Las aves, igual, que el revolucionario se percatan de su llegada y se comienzan a juntar a su alrededor mientras ella vacía y extiende sobre el césped el contenido de una bolsa. “A veces platico con las palomas… les cuento mis penas”, dice mientras se retira de la parvada.
Bajo su cachucha escurre el sudor de su frente. Eso le hace sentir bien, un alivio especial. Sigue su paso por la calle de Los Bravo en dirección a palacio de Gobierno. Pasa frente a la plaza del Mariachi y cruza Eje Vial, punto donde su mejor aliado es el semáforo, cuya luz roja detiene a los vehículos para que ella pase.
Del otro lado avanza una cuadra y da vuelta a la izquierda sobre Juan Sarabia, para salir a un costado de la iglesia del Carmen. Pasa frente a este y se vuelva a internar en el área verde frente al Museo del Virreinato, donde enseguida se juntan a las palomas para alimentarse.
Con una bolsa en mano reanuda su peregrinaje en dirección a la plaza de la iglesia de San Agustín, donde con mucha dificultad sube a uno de los jardines. Una joven con su novio la observa batallar para subir sobre el arriate; el sudor escurre en el momento en que descarga la tercera y última bolsa, casi junto al pie del tronco de un frondoso pino.
Esa peregrinación se ha convertido para ella en la rutina que un día, hace unos cinco o seis años, “me nació”. Aquel día llego bastante abatida por problemas en su trabajo, una guardería en la que a diario lava trastes y les prepara la leche a los lactantes.
“Desde entonces me surgió la idea y dije: Si me sobran tortillas o algo más en mi casa hay que dar, compartir, no ser egoísta”.
- ¿Darles de comer a las palomas la hizo sentir bien?
- Sí, porque dije: siquiera les di algo que tengo y me sirvió en ese momento para aliviar la depresión.
- ¿Le sigue siendo útil?
- Fíjese que sí porque a veces hasta me gusta platicar con ellas. Les platico mis problemas, aunque no me oigan ni me entiendan.
Al tiempo que escucha el revoloteo de palomas sobre ella dice satisfecha: “Ya comieron, se van a tomar agua y vuelven a la comida. Son muy bonitas”.
La “peregrinación” ya se convirtió en un hábito, que le sirve como terapia ocupacional. “Hay que dar algo al prójimo para recibir algo”, resume Teresa Sánchez, quien está a dos años de jubilarse como trabajadora del Instituto de Seguridad y Servicios Sociales de los Trabajadores al Servicio del Estado.
- ¿Ha pensado que le pueden hacer un monumento como al Señor de las Palomas?
- No y no me interesa.
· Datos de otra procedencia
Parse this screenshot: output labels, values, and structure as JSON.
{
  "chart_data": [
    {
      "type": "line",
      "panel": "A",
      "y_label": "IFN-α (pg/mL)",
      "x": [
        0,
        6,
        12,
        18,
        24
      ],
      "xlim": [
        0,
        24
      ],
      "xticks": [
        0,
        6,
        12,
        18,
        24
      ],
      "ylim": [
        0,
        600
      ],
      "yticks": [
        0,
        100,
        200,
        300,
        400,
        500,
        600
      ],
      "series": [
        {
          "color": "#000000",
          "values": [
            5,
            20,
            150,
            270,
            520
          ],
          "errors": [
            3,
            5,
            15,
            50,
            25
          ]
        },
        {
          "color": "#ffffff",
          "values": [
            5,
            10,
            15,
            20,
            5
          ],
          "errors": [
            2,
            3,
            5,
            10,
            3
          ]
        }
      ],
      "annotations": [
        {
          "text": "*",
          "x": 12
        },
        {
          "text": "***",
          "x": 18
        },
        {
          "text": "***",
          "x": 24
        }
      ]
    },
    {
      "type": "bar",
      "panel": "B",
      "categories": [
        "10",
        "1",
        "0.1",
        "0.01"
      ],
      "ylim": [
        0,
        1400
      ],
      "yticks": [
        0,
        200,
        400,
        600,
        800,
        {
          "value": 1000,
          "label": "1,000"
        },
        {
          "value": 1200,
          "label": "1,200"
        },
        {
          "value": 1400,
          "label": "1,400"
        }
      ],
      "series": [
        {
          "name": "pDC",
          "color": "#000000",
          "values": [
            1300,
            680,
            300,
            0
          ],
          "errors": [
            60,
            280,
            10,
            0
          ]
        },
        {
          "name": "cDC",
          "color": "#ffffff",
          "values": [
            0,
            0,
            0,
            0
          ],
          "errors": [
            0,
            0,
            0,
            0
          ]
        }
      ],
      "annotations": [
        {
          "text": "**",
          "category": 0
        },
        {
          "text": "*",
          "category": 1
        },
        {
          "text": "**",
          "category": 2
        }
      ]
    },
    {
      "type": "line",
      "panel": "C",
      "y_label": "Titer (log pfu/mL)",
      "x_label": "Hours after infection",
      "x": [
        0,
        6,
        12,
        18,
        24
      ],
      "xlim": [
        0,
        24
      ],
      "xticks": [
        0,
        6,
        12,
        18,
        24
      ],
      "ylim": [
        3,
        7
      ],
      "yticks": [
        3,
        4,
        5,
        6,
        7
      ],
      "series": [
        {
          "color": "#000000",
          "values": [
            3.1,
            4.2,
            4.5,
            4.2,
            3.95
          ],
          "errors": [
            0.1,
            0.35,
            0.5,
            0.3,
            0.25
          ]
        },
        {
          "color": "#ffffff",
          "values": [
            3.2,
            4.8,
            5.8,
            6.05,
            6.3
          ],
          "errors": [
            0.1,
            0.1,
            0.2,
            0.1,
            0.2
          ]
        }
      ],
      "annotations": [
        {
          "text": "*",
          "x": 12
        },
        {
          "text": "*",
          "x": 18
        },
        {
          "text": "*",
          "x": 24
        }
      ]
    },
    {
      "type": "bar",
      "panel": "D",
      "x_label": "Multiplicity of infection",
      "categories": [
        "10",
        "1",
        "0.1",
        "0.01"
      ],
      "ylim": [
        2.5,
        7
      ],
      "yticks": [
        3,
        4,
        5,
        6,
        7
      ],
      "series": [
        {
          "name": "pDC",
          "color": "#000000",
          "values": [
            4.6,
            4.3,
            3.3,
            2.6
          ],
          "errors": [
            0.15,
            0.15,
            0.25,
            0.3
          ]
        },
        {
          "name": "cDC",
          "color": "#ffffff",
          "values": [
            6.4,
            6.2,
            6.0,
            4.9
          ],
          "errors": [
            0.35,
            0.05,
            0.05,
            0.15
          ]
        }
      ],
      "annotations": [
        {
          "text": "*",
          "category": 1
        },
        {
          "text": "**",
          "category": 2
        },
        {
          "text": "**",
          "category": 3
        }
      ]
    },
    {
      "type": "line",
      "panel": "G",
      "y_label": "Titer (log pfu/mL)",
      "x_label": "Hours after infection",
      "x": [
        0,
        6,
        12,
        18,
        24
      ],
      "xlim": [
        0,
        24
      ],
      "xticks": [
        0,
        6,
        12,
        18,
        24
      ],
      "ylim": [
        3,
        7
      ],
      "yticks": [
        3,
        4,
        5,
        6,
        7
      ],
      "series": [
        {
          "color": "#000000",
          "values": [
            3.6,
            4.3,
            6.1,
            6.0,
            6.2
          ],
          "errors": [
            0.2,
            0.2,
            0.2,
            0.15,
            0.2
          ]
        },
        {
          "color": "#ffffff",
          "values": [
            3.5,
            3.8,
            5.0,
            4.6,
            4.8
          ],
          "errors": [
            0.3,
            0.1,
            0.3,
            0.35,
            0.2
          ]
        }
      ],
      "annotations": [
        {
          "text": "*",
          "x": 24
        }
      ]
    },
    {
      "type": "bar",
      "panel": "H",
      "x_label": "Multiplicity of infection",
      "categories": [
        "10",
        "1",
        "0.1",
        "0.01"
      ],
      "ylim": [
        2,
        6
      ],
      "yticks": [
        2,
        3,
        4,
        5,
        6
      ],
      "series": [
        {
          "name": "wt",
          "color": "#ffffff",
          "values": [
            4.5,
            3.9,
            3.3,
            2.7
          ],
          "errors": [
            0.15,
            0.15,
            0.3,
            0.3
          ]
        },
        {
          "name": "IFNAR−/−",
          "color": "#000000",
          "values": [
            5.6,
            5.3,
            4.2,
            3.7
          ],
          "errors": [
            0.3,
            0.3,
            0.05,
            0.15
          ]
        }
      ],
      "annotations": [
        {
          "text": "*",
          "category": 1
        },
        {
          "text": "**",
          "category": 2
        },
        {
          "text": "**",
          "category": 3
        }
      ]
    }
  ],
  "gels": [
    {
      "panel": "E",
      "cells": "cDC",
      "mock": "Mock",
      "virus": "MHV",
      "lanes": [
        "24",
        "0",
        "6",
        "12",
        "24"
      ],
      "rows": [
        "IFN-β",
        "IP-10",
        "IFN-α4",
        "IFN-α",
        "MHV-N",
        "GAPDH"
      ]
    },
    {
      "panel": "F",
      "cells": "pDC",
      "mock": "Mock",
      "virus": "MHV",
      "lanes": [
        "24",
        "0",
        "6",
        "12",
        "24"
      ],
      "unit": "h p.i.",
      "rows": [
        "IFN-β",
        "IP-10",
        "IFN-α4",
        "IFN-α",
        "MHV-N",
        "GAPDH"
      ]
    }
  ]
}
A mí me interesa más que nada ayudar al prójimo.
ADEMÁS…
Por si fuese poco ha cumplido otras proezas durante su vida: decidió no casarse para dedicarse al cuidado de su madre y adoptó a un niño “de meses”, al que le dio educación y quien en la actualidad estudia y trabaja en Estados Unidos.
De una familia de siete hermanos sobreviven ella y otra hermana. Tras el deceso de sus hermanos, de su padre, Teresa borró de su mente la posibilidad de casarse y formar una familia para cuidar a su mamá.
- ¿Cómo decidió adoptar un niño?
- Me lo dio una señora rancherita. Me dijo que si lo quería y le dije que sí, pero le pedí que me lo diera con papeles.
El niño tenía meses de nacido y a los pocos días lo registró con el nombre de Saúl Sánchez Ruiz. Con mucho sacrificio, mucho mayor al que le implica bajar y subir banquetas, le solventó sus estudios de preescolar, primaria, secundaria, bachillerato y profesional.
Orgullosa cuenta que su hijo “se ganó una beca en Estados Unidos y estudia medicina en Indiana”, donde Saúl trabaja y prosigue su formación académica, pero ya en una especialidad. “No sé en cual, pero ya con que estudie me doy de santos”, celebra.
Lo de las palomas le significa un esfuerzo especial con el propósito de “darle algo al prójimo y lo de mi hijo procurar que sea un buen muchacho”, resume la mujer, que sin el peso de la carga en las bolsas prosigue su camino para para pasar a pagar el teléfono, luego a recoger medicinas y enseguida volver a su hogar.